Notre camarade Guy Serra, Directeur de Recherche au CNRS, astrophysicien, pionnier de l’astronomie infrarouge, est décédé mardi 15 août 2000 à l’hôpital de Purpan à l’âge de 53 ans, emporté par un lymphome.

Catalan, originaire de Vernet les bains dans les Pyrénées Orientales, il a grandi dans le monde rural montagnard. Petit enfant, il découvre les splendeurs du ciel nocturne lors de longues nuits passées à irriguer les cultures sur les flancs du Canigou. Son grand-père, puis son père, ouvriers forgerons tous les deux, l’initient très tôt à apprivoiser la matière. C’est sans doute de ces deux expériences précoces qu’il tient sa vocation et ses talents d’astrophysicien instrumentaliste.

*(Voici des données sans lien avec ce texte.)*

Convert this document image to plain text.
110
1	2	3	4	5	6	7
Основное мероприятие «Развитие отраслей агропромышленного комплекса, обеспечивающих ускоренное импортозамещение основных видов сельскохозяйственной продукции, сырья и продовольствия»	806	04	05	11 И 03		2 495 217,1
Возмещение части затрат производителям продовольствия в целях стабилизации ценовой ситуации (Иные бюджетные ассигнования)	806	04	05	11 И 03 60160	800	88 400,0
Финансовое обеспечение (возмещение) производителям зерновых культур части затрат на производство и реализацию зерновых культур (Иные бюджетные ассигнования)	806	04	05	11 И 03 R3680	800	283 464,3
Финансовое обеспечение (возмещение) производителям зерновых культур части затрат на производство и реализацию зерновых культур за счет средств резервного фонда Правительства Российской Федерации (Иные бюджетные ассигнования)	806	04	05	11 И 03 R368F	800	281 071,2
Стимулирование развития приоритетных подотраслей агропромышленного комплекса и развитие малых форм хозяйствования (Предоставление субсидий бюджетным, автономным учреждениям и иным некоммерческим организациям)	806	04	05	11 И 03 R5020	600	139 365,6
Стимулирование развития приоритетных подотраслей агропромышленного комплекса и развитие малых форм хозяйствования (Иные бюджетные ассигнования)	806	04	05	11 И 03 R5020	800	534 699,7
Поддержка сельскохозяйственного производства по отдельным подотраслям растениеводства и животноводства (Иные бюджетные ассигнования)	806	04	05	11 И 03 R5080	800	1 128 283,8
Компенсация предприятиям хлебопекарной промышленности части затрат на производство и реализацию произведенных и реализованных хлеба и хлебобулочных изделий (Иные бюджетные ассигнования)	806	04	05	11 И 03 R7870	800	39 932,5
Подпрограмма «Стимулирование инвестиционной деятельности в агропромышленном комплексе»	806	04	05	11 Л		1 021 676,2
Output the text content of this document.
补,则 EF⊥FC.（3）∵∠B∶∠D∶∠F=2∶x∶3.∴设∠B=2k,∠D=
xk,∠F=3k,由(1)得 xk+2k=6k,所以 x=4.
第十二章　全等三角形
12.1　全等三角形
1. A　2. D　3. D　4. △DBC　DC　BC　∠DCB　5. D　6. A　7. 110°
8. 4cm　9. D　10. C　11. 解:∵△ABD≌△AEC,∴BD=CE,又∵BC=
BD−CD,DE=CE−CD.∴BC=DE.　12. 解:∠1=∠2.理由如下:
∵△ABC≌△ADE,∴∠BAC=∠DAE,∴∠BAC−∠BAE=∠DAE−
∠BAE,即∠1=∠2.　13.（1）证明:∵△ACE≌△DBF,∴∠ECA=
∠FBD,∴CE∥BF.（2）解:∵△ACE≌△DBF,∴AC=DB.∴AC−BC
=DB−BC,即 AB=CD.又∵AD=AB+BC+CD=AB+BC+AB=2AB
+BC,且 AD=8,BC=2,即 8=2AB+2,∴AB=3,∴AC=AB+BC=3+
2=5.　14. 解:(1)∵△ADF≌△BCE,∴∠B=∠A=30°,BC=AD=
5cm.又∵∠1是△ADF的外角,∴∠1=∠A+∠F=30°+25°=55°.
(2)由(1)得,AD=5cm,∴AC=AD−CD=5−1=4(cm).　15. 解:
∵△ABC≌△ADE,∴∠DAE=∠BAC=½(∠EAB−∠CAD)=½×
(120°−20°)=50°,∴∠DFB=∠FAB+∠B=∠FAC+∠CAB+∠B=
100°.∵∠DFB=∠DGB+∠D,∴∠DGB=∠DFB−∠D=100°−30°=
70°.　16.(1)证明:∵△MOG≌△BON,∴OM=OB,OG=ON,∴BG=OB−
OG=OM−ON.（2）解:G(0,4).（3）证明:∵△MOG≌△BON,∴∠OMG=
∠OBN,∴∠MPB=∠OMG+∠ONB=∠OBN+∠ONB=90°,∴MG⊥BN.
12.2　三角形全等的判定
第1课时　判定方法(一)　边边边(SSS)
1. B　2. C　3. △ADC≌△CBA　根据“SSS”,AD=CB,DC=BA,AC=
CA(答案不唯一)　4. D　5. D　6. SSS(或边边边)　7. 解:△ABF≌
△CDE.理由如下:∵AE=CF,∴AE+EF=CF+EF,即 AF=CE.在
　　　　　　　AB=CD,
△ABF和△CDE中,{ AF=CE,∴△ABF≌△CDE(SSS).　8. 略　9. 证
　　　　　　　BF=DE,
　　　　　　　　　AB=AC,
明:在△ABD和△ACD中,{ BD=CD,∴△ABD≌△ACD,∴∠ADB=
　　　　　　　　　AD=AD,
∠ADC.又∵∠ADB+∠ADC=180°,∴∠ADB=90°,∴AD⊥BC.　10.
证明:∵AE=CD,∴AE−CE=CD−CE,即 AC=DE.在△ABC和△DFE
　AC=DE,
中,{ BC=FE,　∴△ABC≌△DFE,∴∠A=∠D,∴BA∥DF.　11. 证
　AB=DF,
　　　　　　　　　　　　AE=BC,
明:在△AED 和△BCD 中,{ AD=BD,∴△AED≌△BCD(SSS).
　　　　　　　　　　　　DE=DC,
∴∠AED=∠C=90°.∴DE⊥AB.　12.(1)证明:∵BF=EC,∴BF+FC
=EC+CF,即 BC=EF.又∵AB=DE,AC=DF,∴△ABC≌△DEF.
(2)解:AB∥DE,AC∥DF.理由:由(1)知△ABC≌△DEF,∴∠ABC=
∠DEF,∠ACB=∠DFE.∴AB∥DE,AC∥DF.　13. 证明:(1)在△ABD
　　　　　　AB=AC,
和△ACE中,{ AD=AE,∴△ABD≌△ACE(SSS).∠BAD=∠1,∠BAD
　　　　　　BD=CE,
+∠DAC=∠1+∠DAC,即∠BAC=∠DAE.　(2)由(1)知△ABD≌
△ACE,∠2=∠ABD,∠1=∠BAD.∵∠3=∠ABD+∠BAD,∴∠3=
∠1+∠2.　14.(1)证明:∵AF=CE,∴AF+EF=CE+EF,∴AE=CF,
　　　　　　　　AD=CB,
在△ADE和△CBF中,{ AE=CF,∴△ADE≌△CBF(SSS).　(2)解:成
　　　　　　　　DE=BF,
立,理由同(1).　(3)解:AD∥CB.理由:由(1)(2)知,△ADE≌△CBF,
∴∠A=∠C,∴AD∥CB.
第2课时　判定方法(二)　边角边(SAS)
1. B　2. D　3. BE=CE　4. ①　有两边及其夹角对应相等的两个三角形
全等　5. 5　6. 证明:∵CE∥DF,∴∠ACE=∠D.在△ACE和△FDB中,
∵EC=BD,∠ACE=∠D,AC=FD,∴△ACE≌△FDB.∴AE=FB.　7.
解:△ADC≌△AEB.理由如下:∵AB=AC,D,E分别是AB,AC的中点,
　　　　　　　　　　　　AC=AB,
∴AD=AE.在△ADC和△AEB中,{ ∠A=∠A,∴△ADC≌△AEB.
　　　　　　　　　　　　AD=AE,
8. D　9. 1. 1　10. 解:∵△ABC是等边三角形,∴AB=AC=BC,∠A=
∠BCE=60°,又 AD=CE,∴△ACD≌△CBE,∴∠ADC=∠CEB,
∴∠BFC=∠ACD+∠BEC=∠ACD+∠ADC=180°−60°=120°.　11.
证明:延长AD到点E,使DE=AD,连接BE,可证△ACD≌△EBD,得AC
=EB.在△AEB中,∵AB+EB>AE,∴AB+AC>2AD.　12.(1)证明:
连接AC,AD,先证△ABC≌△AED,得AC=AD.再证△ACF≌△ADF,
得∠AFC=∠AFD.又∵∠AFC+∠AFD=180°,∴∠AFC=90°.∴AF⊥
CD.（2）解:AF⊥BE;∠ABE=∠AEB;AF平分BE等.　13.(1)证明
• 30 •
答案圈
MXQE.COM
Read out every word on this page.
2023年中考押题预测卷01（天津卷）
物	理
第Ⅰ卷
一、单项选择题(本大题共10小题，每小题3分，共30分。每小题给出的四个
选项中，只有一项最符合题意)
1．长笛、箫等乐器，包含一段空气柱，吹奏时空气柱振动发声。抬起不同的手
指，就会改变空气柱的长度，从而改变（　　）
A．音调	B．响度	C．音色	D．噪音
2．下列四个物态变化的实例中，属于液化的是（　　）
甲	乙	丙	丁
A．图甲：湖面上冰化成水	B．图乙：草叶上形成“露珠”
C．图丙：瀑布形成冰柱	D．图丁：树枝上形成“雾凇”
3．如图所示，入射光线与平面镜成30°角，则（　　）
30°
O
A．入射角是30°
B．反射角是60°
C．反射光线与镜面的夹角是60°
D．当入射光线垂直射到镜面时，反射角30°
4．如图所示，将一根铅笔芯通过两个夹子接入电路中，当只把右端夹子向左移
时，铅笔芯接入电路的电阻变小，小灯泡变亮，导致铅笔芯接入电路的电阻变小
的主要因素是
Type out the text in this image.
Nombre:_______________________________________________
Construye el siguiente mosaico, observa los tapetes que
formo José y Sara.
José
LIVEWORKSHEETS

Il vient faire ses études supérieures à l’Université Paul Sabatier de Toulouse et réalise un travail de thèse (1974) sur les processus de production des rayonnements gamma de haute énergie. A cette époque on pense que toute la matière interstellaire est sous forme d’atomes, observés surtout par les grands radiotélescopes, essentiellement de l’hydrogène. Guy Serra fait partie des premiers scientifiques à proposer l’existence de très grandes quantités d’hydrogène moléculaire dans notre Galaxie, sous forme de nuages froids et denses capables de se condenser pour former des étoiles avec leurs cortèges planétaires. Il voit alors l’opportunité d’observer ces régions grâce à l’émission infrarouge thermique des grains de poussière. Il réalise les premières mesures de ce type avec une instrumentation embarquée sous un ballon stratosphérique, obtient son doctorat d’état en 1979, et participe ainsi à l’invention de l’astronomie spatiale infrarouge. Matérialiste avant tout, il croit surtout à la valeur de la mesure et crée à Toulouse au sein du Centre d’Etude Spatiale de Rayonnements du CNRS à l’Université Paul Sabatier, une équipe de recherche de renommée mondiale qui, depuis 20 ans, poursuit des études expérimentales et théoriques sur les particules et gaz interstellaires.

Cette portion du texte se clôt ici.